Oral Presentation Society for Molecular Biology and Evolution Conference 2016

Endosymbiotic origin and differential loss of eukaryotic genes (#103)

Chuan Ku 1 , Shijulal Nelson-Sathi 1 , Mayo Roettger 1 , Filipa Sousa 1 , Peter Lockhart 2 , David Bryant 3 , Einat Hazkani-Covo 4 , James McInerney 5 , Giddy Landan 6 , William Martin 1
  1. Heinrich-Heine University, Düsseldorf, Germany
  2. Massey University, Palmerston North, New Zealand
  3. University of Otago, Dunedin, New Zealand
  4. The Open University of Israel, Ra'anana, Israel
  5. The University of Manchester, Manchester, UK
  6. Christian-Albrechts-University of Kiel, Kiel, Germany

Chloroplasts arose from cyanobacteria, mitochondria arose from proteobacteria. Both organelles have conserved their prokaryotic biochemistry, but their genomes are reduced, and most organelle proteins are encoded in the nucleus. Endosymbiotic theory posits that bacterial genes in eukaryotic genomes entered the eukaryotic lineage via organelle ancestors. It predicts episodic influx of prokaryotic genes into the eukaryotic lineage, with acquisition corresponding to endosymbiotic events.
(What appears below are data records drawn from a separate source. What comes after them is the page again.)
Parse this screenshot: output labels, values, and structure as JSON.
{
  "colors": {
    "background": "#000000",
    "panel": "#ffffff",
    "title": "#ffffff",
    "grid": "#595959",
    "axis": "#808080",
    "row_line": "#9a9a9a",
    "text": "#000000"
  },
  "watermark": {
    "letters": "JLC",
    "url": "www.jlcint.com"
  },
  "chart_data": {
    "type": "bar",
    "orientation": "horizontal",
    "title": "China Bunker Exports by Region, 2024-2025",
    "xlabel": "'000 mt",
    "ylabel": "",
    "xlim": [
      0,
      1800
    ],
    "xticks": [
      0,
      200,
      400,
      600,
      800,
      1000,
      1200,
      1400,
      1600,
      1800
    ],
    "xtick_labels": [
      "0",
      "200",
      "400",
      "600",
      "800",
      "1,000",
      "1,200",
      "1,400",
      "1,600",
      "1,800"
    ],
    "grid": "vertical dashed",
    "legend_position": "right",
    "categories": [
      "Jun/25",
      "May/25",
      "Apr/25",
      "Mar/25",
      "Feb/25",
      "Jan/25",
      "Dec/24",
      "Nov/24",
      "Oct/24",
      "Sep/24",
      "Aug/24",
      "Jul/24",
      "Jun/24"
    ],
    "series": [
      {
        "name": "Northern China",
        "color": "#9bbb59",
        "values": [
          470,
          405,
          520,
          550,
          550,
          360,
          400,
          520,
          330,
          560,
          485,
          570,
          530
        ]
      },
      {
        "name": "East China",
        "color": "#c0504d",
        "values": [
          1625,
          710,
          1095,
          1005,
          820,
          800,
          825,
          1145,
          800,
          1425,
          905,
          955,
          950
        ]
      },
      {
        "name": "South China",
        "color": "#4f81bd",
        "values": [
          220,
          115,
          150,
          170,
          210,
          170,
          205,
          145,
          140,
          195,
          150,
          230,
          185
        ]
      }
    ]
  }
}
Eukaryotic genome sequences, however, increasingly implicate lateral gene transfer, both from prokaryotes to eukaryotes and among eukaryotes, as a source of gene content variation in eukaryotic genomes, which predicts continuous, lineage-specific acquisition of prokaryotic genes in divergent eukaryotic groups. Here we discriminate between these two alternatives by sampling protein sequences from a wide range of phylogenetically diverse eukaryotes and by clustering and phylogenetic analysis of eukaryotic gene families having prokaryotic homologues. Our results indicate (1) that gene transfer from bacteria to eukaryotes is episodic, as revealed by gene distributions, and coincides with major evolutionary transitions at the origin of chloroplasts and mitochondria; (2) that gene inheritance in eukaryotes is vertical, as revealed by extensive topological comparison, sparse gene distributions stemming from differential loss; and (3) that continuous, lineage-specific lateral gene transfer, although it sometimes occurs, does not contribute to long-term gene content evolution in eukaryotic genomes.